Through the 1970s and ’80s, Texas Democrats controlled both houses of the State Legislature and most statewide offices. In the early ’90s, the state even had explicitly pro-choice leadership under a Democratic governor, Ann Richards (who, as it happens, was the mother of Cecile Richards, the former president of Planned Parenthood).
But since then, the state’s leaders have moved steadily to the right. Texas Republicans cemented their power after the 2010 Tea Party-led “red wave” that swept statehouses across the United States, and accelerated the party’s aggressive anti-abortion mission. In 2012, Gov. Rick Perry proclaimed he would try to “make abortion, at any stage, a thing of the past.”

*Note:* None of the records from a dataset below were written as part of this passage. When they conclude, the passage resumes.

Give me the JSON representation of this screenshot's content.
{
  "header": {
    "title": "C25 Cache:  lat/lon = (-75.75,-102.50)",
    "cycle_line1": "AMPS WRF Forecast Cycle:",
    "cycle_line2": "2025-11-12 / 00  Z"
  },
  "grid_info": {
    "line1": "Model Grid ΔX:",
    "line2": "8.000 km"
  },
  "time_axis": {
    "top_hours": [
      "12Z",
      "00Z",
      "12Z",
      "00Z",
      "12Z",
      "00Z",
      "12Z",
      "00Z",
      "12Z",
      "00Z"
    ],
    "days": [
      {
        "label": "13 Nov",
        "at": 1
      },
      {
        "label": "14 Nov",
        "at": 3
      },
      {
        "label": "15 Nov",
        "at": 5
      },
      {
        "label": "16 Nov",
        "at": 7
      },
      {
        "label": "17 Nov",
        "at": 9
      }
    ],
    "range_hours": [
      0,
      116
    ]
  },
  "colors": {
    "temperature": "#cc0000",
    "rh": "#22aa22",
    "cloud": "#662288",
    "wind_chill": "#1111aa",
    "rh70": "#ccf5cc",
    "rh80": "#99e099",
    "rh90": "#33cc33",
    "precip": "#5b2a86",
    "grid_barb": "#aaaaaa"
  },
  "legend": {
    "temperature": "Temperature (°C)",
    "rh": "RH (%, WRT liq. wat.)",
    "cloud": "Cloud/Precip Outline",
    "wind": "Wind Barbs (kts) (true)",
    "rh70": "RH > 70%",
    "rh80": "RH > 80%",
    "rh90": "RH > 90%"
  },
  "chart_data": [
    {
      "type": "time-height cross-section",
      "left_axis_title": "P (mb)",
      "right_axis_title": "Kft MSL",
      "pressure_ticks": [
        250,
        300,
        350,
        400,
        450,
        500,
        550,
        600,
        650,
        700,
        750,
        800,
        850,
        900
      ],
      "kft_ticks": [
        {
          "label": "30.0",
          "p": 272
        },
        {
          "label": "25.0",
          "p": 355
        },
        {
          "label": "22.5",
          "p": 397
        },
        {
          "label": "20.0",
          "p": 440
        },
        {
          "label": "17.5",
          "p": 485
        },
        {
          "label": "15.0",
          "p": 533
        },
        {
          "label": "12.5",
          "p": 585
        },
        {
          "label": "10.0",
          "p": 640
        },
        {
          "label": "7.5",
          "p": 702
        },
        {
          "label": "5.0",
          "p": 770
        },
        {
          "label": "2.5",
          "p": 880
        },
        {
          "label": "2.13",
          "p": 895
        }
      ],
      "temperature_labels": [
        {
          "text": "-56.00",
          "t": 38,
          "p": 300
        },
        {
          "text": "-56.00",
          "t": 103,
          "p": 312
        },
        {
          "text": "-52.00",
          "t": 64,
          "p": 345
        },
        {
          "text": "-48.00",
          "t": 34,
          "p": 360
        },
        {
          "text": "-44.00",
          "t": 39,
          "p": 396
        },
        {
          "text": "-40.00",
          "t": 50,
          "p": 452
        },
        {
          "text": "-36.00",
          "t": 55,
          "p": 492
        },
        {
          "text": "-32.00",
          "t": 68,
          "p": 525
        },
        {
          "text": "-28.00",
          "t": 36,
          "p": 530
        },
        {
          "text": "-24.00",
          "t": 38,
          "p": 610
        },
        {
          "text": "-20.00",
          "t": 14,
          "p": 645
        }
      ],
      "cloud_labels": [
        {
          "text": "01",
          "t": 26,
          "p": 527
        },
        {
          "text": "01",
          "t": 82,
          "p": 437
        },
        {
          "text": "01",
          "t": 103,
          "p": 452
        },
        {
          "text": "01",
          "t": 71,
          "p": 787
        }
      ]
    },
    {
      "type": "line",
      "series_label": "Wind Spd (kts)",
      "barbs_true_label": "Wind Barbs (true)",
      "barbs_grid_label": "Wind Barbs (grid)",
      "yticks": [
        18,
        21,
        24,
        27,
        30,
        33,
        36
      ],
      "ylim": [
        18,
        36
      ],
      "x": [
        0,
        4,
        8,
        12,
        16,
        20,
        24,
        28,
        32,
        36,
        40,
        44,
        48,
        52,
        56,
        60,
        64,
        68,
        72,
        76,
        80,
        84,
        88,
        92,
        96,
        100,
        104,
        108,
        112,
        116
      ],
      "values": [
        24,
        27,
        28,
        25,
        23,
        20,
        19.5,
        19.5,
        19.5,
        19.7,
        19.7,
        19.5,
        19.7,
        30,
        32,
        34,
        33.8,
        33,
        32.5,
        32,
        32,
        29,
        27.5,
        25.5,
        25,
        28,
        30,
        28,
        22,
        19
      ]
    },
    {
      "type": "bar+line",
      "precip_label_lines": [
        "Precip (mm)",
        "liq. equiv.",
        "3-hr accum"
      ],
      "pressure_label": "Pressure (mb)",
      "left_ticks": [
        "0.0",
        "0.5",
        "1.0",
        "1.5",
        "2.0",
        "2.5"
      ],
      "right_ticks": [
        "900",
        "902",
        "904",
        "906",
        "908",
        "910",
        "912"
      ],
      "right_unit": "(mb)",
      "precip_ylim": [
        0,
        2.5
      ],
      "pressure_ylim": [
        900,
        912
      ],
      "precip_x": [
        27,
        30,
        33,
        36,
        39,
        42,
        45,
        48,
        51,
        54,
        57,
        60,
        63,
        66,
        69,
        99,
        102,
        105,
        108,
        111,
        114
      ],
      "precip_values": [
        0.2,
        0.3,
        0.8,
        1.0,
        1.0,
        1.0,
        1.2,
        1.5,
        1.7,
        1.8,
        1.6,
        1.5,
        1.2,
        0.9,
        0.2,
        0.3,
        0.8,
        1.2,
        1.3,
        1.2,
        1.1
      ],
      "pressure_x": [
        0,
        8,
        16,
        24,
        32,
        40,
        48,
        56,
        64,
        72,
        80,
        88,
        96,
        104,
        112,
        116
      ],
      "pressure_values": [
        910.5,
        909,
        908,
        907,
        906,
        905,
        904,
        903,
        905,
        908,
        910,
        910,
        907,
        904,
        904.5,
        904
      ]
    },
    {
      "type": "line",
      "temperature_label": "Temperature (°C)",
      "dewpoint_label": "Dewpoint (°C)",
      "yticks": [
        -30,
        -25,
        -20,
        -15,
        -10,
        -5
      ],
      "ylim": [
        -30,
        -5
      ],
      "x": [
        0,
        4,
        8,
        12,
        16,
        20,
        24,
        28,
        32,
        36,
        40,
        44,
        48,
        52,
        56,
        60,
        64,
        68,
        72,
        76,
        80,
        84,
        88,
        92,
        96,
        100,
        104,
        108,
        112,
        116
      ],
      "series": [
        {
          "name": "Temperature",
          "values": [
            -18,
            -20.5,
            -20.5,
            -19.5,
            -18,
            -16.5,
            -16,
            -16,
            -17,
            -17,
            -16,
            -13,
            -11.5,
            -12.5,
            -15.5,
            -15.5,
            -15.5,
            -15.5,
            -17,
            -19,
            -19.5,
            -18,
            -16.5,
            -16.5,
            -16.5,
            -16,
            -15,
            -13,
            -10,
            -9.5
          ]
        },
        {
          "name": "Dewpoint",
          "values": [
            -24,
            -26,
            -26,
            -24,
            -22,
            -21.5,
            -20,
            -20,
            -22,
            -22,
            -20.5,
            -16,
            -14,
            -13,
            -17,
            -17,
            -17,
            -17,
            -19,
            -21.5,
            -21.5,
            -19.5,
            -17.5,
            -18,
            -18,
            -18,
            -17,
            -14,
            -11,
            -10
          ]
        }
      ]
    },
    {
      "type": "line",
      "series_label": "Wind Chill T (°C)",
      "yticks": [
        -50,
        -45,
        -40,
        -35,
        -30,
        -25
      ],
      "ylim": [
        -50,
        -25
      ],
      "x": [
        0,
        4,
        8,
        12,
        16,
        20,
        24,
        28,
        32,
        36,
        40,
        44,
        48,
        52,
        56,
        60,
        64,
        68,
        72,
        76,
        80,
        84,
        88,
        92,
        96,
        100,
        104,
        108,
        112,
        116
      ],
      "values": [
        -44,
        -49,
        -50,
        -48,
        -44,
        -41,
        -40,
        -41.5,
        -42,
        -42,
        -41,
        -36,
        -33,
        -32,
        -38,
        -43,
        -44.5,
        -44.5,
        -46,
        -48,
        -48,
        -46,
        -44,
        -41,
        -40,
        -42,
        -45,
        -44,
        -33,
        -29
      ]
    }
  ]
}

His party has spent the ensuing years working hard to make that vision a reality. Anti-choice conservatives in Texas have passed some of the most restrictive abortion laws in the United States, including a 24-hour waiting period requirement, restrictions on judicial bypass for minors seeking abortions, a ban on abortions after the 20th week of a pregnancy, a ban on public and private insurance coverage of abortions, a ban on abortions provided via telemedicine, restrictions on access to medication abortions, and a law banning the most common type of second-trimester abortion. The Texas G.O.P. has simultaneously decimated the state’s family planning network and has repeatedly attacked Planned Parenthood — giving other states a blueprint for how to undermine reproductive health.
So it’s no surprise that at least 11 states have attempted to copy S.B. 8, including in many cases the law’s unusual enforcement mechanism, which has made it difficult to challenge it in the courts. Last week, the Idaho State Senate passed one such bill.
When I think back on the past decade of abortion rights battles in Texas, one moment in particular stands out. It was 2013, and Wendy Davis, then a state senator, captured international attention by launching an 11-hour filibuster to protest a sweeping anti-abortion law. I will never forget feeling the granite of the Texas Capitol building reverberate as thousands of pro-choice Texans rallied inside and outside the Senate chamber.
Ms. Davis’s filibuster stopped the law from passing that day, but a few weeks later, after many of the TV cameras had left, Republicans rubber-stamped the law, which by then was known as H.B. 2. Before the Supreme Court struck down much of the law in 2016, H.B. 2 shuttered about half of the abortion clinics in Texas, doing irreparable damage to the state’s reproductive health network.
Abortion rights advocates initially believed that the commotion over H.B. 2 might have galvanized lasting investment in reproductive rights in Texas — but the support inevitably waned. Today, many of those same advocates feel a sense of déjà vu with S.B. 8, as the initial national fascination with the law has faded. Frustrated and exhausted, the people working to secure access to abortion in Texas feel that years of sounding the alarm about the trajectory of reproductive rights in their state — and the nation — went largely ignored, even by some of their ostensible national allies.
In the meantime, Texans continue to suffer. Some people are terminating their pregnancies through unsafe means. Abortion providers are anxious about the future of their clinics and the fact that they have to turn away patients in need. Abortion funds are struggling to meet demand. And little relief has come from the federal government.
The tendency to dismiss Texas politics has had a high cost. And with the future of Roe v. Wade on the line, the stakes of looking away are growing by the day.
Mary Tuma is a Texas-based journalist who covers reproductive rights. Her work has appeared in The Guardian, Vice, The Texas Observer, The Austin Chronicle and Rewire News Group.